Второе. Свидетели, сами не отдавая, быть может, себе отчета в важности того, что сообщали, как один отметили одну странность: после приезда Ванюшина в Дубино он и Гречкосей буквально не расставались; и учитель, и ученик явно соскучились друг по другу и два дня были неразлучны. А вот в день отъезда Ванюшина Гречкосей даже не пришел его проводить, и когда его спросили, отчего он не почтил уважаемого человека, столь много для него сделавшего, Семен Семенович ничего не ответил.
Весь последний день пребывания Ванюшина в Дубино их с Гречкосеем ни разу не видели вместе. Совсем.
«Надо узнать точно, в какой день Ванюшин делал в институте доклад, – отметил себе Богдан. – Совпадает ли охлаждение между учеником и учителем по времени с докладом, или одно с другим не связано?»
И третье. Музей института, откуда украли образец изделия «Снег», был открыт отнюдь не всякий день. И посещался он далеко не всякий день, когда был открыт. Ученые, по горло занятые интересной и важной работой, предпочитали ее, а не образцы и модели десяти – и двадцатилетней давности – которые, вдобавок, многие из них сами же и творили во времена оны и, стало быть, знали как свои пять пальцев. В музей либо заглядывали самые что ни на есть новички, либо его посещали официальные лица и коллективы: выехавшие на говорильную встречу к избирателям думские бояре, проверяющие отопление водопроводчики и так далее.
Другими словами, промежуток времени, когда могло быть совершено хищение, на самом деле оказался куда больше двух дней, упомянутых Гадаборцевым. В сущности, следствие так и не выяснило доподлинно, кто и когда видел прибор в последний раз. И хватились-то его, возможно, далеко не сразу – отсутствие экспоната было обнаружено почти случайно, когда музей осматривал специально приехавший в Дубино, чтобы лучше прочувствовать дух научного поиска и великих умственных свершений, известный писатель-документалист Мефодий Далдыбаев, собиравший материал для своей новой эпопеи «И загудели атомы». Видимо, подобная оплошка объяснялась тем, что подозреваемый сразу пришел с повинной и точное время хищения показалось не столь важным. Поэтому следствие, судя по всему, и приняло сразу на веру слова Гречкосея: «Третьего дня я…»
Продолжая обдумывать прочитанное, а паче того – оставшееся между строк, Богдан сдал папки дежурному вэйвэю[26]26
Вэйвэй – так назывался в Китае при ранних династиях начальник охраны ворот императорского дворца.
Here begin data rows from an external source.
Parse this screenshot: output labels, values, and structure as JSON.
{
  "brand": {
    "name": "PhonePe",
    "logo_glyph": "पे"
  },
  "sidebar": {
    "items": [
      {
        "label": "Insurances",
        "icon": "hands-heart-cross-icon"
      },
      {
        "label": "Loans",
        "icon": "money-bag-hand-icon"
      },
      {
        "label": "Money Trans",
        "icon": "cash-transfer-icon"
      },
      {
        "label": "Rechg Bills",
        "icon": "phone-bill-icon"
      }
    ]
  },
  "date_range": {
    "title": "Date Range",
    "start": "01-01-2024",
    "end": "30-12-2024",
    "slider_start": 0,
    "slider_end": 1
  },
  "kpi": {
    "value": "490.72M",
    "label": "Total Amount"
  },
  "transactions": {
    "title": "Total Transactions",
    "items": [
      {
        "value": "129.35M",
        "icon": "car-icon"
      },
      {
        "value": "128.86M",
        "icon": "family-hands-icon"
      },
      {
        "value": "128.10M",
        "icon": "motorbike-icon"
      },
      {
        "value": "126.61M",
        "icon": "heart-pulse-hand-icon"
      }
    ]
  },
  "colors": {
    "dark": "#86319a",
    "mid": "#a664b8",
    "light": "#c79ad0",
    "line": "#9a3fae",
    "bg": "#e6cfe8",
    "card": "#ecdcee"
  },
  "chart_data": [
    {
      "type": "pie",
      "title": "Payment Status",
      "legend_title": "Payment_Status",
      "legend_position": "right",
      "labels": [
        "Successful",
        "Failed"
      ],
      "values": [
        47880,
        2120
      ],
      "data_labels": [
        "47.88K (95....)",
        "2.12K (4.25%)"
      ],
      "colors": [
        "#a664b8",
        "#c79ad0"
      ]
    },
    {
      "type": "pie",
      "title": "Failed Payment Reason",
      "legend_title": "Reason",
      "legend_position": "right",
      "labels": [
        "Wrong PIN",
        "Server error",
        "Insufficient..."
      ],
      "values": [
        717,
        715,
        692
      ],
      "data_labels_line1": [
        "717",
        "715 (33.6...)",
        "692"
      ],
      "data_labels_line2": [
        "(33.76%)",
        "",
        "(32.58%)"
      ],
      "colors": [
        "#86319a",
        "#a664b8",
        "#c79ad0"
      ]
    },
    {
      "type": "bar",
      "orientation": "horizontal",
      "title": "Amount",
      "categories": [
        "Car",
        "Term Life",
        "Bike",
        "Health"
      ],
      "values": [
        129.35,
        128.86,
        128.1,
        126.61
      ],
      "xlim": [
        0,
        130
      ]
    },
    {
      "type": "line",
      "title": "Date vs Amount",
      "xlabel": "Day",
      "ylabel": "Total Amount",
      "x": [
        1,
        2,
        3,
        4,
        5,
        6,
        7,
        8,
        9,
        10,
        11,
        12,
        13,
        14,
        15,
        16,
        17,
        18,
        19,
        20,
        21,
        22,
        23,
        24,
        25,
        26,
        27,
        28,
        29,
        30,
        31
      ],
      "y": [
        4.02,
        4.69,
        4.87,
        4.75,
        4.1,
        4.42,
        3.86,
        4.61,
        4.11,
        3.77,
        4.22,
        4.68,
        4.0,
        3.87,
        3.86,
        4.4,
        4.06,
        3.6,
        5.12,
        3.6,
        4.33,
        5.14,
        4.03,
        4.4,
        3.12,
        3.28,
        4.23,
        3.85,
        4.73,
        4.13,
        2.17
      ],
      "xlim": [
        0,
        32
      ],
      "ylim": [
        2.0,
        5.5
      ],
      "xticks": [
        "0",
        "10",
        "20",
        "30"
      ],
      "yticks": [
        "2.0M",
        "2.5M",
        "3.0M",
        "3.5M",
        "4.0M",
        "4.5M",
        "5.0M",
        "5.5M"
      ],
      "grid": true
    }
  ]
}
[Закрыть], споро вскочившему при его появлении и поклонившемуся в пояс, расписался в тетради учета секретных документов и, скрепив свою подпись висевшей на поясе личной печатью, двинулся к выходу, И тут в его кармане зазвонил телефон.
«Фирузе, – подумал минфа с раскаянием. Он задержался не на час и даже не на полтора, а на два с половиною. – Бедная моя…»
Но это оказался Гадаборцев.
– Драг еч Оуянцев?
– Слушаю вас.
Голос у начальника внутренней охраны был какой-то настороженный.
– Вы… простите за беспокойство… уже ознакомились с документами? – спросил он.
Богдану показалось, что спросить Гадаборцев хотел совсем не об этом.
– Только что закончил, – ответил Богдан.
– Ага… А я тем временем выяснил… – сказал Гадаборцев. – Гречкосей после суда сказал родителям, что хочет уехать «куда подальше», – и уехал действительно неблизко, в Цветущую Средину. Науку он бросил, так сказать, напрочь. Наверное, это для ордусского умственного потенциала потеря. Сейчас он работает… вы не поверите, драг еч… сменным чинильщиком на канатной дороге в горах Сяншань. Может, вы бывали там или понаслышке ведаете: то бывшие охотничьи угодья древних ханьских императоров, ныне парк культуры и отдыха под Ханбалыком. Члены императорской семьи парк по-прежнему частенько посещают, но в последние сто лет уже, так сказать, на общих основаниях… Рычаги дергает наш физик на верхней станции дороги, кабинки проверяет по мере надобности… с гаечным ключом в руках… Вот так.
– Очаровательно, – сказал Богдан. – Талантов у нас, конечно, много, но не настолько, чтобы этак вот ими разбрасываться, вы не находите, еч Гадаборцев? Еще бы он с лотка укропом торговал!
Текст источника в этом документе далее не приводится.